The school also includes non-Jewish students who learn Hebrew and about Jewish culture, subjects that form part of the daily curriculum.

The schedule also includes a focus on science, technology, engineering and math (STEM), which is integrated with the country’s curriculum. “Ninety-four percent of the school cost is paid for by the government. We [World ORT] bring in the other 6%... That 6% is what funds STEM and makes the school what it is. It elevates the status of the school,” Benish said.

The school collaborates with the Israeli Education Ministry and the Ukrainian government “to bring everyone together,” he added.

During a tour of the school, the Post viewed state-of-the-art technology and robotics labs and was given a demonstration of some of the incredible projects the students have created. This included remote-controlled cars built from Lego and a 3-D printer.

Children of all ages were also seen playing soccer on a large, professional-looking pitch that is surrounded by an athletics track.

Speaking to former students – several of whom have Jewish roots – all expressed how the school had made a huge impact on their daily lives.

“ORT taught me the spirit of family, it gave me the tools to cope with university,” explained Dmitriy Simonenko. “When ORT started, my Jewish and Israel knowledge was small. To understand Israel and Judaism is complicated and I was able to get a deeper understanding through the classes at school.”

Former student Margo, who is a leader at the Israel Cultural Center, said the thing that affected her life the most during her time at the World ORT School was the friendly, helpful and caring attitude that teachers had towards the students.

Pavel Akulov, another former student, said he had switched from another public school to World ORT during his high school years and noticed the difference immediately. “ORT changed my life. It made a big difference. It trained me in digital skills and helped guide me in my career choice and to where I can go in the future.”

Parents all expressed how the school had given their children the skills to cope with life’s challenges and the tools to cope with academics at university.

“There was no other choice for us. First choice for a school for our son was always ORT,” said Evgeniya Kiyanitsa. “My father is Jewish and lives in Israel... ORT has helped my son understand his roots. This school has taught him how to live, it’s taught him friendship and how to communicate with each other. ORT is like a family.
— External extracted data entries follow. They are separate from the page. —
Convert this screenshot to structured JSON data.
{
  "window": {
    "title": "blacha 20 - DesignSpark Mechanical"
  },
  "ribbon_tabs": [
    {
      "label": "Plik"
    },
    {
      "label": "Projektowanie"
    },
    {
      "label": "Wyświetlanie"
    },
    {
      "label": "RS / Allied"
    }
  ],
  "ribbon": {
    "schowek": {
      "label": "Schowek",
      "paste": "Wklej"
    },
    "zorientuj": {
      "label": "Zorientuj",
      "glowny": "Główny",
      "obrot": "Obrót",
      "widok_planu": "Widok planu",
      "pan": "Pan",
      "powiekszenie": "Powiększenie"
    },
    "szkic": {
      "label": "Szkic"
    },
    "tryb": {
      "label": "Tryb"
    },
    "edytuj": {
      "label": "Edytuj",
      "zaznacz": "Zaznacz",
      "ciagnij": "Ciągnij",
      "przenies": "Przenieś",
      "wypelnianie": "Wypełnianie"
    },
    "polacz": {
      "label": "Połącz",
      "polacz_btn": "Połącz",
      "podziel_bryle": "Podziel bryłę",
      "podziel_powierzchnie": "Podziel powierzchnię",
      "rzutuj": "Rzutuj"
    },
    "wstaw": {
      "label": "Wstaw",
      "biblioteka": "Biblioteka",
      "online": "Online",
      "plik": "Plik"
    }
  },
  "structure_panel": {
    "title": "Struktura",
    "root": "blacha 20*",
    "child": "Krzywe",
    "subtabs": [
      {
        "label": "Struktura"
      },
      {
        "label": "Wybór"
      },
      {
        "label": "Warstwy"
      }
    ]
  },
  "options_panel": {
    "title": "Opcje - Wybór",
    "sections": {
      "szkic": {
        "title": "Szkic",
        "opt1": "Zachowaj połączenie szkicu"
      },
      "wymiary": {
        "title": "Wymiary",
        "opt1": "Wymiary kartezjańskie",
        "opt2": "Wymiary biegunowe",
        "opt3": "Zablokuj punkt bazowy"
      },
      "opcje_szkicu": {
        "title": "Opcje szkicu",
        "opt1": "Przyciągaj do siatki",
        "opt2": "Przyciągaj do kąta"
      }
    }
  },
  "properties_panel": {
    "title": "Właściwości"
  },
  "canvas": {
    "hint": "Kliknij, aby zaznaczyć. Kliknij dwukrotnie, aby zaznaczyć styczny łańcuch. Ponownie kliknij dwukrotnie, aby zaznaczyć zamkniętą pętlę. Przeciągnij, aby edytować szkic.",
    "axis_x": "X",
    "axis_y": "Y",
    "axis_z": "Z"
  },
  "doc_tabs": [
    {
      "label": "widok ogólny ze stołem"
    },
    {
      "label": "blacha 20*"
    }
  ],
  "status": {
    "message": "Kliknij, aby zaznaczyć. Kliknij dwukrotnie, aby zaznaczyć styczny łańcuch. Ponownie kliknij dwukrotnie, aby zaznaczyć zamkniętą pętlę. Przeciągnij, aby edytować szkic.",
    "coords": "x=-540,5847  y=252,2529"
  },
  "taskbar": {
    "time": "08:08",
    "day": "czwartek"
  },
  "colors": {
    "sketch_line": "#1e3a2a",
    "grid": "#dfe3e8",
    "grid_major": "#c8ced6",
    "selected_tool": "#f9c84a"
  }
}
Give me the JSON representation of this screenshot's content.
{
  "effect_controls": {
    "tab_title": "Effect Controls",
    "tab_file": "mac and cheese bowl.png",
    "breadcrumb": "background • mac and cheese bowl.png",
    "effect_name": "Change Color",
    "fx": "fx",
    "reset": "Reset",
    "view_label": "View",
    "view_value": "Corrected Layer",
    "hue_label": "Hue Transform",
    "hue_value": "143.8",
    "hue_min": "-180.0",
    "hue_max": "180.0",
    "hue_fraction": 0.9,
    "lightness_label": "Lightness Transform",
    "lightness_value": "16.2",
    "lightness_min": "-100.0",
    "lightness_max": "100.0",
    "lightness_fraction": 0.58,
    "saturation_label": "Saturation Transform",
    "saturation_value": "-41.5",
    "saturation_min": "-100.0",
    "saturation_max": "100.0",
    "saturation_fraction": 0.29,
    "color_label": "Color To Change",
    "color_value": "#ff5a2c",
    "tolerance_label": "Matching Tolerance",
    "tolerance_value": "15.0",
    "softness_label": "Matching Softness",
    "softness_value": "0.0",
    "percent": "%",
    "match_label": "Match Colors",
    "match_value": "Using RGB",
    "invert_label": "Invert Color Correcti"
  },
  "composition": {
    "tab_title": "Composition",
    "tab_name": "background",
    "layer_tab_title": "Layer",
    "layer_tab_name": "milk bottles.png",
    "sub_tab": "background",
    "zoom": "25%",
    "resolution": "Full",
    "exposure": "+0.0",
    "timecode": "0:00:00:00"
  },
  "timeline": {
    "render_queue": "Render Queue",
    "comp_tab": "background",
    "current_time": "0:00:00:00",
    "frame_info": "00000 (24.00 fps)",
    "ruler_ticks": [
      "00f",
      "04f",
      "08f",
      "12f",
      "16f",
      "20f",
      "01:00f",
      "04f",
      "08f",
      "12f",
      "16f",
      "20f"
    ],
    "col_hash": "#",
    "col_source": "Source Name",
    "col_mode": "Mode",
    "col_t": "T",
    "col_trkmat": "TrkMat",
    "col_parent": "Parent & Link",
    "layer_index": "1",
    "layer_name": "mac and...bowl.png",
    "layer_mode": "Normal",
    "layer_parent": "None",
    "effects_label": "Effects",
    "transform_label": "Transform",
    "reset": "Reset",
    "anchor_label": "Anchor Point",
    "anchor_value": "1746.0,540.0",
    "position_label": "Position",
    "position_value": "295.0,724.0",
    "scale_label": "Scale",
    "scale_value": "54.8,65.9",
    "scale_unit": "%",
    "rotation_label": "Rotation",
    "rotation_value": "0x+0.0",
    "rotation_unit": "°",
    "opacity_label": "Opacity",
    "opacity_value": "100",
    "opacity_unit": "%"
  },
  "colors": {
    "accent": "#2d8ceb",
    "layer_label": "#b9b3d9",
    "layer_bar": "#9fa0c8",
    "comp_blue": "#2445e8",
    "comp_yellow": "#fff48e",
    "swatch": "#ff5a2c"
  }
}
As for the curriculum... the math and programming specialization and training has really helped him at university.”

The school is one of 16 World ORT schools in the FSU and currently it serves around 10,000 students.

“Schools can’t continue to be Jewish without ORT,” said World ORT CEO Avi Ganon. “We cannot do this alone – we need as much support as possible.”

World ORT was established in 1880 in St. Petersburg with the mission to improve the lives of Jews, providing education and training in practical occupations.

The reporter was a guest of the organization.